Samsung, one of the primary Google Wallet partners, announced in late February that they would acquire mobile contactless payment platform and wallet LoopPay, which uses a proprietary phone case or keychain fob to transmit payment information to traditional point-of-sale payment terminals using patented Magnetic Secure Transmission™ technology. Terms of the acquisition, which has potential to shakeup the mobile wallet market, were not disclosed.
LoopPay, based in the Boston, Massachusetts area, will be a wholly owned subsidiary under Samsung Electronics America while co-founder and CEO Will Graylin will continue to lead the LoopPay organization in addition to becoming a co-GM for Samsung payment solutions.
LoopPay is a unique mobile point-of-sale payment solution. Rather than relying on NFC or QR codes it works with traditional payment terminals that read standard, magnetic-stripe payment cards. Their patented Magnetic Secure Transmission™ (MST) technology communicates payment card information to the mag-stripe card reader by emulating the same magnetic field changes as a card when it is swiped. The phone case or fob needs to be within 3 inches of the payment terminal and can transmit the needed payment information, with the major benefit being that merchants do not need to upgrade their POS systems.
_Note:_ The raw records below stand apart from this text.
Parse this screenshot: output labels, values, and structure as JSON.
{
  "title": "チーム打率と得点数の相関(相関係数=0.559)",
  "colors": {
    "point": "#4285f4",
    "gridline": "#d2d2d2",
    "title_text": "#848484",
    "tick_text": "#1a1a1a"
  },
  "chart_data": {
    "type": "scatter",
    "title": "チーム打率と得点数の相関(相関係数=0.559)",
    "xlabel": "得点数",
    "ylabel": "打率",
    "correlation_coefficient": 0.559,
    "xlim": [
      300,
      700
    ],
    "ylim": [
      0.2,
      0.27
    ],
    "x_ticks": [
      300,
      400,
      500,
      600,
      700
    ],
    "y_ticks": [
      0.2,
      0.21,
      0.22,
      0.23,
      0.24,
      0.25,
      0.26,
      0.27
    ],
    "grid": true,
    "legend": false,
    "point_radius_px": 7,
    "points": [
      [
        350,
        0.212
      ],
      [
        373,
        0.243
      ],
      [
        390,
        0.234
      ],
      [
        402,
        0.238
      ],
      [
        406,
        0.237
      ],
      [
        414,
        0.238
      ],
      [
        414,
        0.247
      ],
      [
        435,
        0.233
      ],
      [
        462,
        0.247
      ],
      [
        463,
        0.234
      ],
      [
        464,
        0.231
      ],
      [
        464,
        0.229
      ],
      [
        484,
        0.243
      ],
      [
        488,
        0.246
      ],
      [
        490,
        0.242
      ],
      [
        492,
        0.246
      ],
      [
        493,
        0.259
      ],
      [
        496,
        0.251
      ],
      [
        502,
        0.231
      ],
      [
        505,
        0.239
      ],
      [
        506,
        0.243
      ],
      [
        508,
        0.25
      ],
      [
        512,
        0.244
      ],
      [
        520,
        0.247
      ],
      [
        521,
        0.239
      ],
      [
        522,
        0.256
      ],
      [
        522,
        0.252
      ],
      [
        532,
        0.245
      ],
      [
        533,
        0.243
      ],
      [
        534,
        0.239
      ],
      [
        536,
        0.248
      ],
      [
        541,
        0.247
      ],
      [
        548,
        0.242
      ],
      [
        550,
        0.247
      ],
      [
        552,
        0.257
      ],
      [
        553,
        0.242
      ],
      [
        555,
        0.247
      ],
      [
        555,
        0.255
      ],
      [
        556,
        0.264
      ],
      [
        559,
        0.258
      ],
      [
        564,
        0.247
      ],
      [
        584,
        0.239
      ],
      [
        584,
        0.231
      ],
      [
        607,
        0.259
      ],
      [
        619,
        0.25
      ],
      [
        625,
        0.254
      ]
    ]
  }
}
While Apple Pay and other mobile payment systems rely on NFC, which is still limited in terms of merchant acceptance or support, LoopPay can be accepted by 90 percent of merchants in the U.S. today.
Another difference with LoopPay is how cards are entered into a mobile device to be added to the wallet. Using a dongle that plugs into the mobile device, consumers swipe their cards to store them and later use them with LoopPay. One area where Samsung may look to improve LoopPay, however, is with security. Whereas Apple Pay transmits payment tokens for mobile payments LoopPay transmits the 16-digit primary account number (PAN). Additionally, merchants with EMV payment terminals would still need to handle the card directly to avoid the liability for fraud.
While this is what LoopPay is today, there is less uncertainty about what it will be like in the future following the acquisition by Samsung. Samsung has included NFC technology in many of their smartphones, tablets and wearables. While LoopPay provides a viable alternative to NFC that consumers can use most anywhere to make payments today, a transition to NFC or a hybrid approach of LoopPay’s MST technology and NFC may be incorporated in the future. David Eun, Samsung EVP, commented that the company is “looking into actually building this solution into smartphone hardware.” LoopPay also makes a series of payment enabling smartphone cases designed for various iPhone models today, but CEO Will Graylin would not comment on future plans or if they would continue to offer these products.
This acquisition may also signal that Samsung is hedging their bets to be part of the future or mobile payments, with or without Google. Samsung was an early partner with Google Wallet and made the first devices that supported Google Wallet for NFC mobile payments. There have been rumors of tension between Google and Samsung with regards to their mobile payment partnerships for some time. Although Samsung released a statement supporting Google’s acquisition of Motorolla, it is rumored that this was a source of friction.
It is likely that Google is not thrilled with Samsung’s recent acquisition, but they have also made plans of their own. Google recently partnered with and acquired technology and patents from Softcard, the wireless carrier’s joint venture mobile wallet, and the company plans to launch a new version of Google Wallet which will be unveiled at their developer conference in May.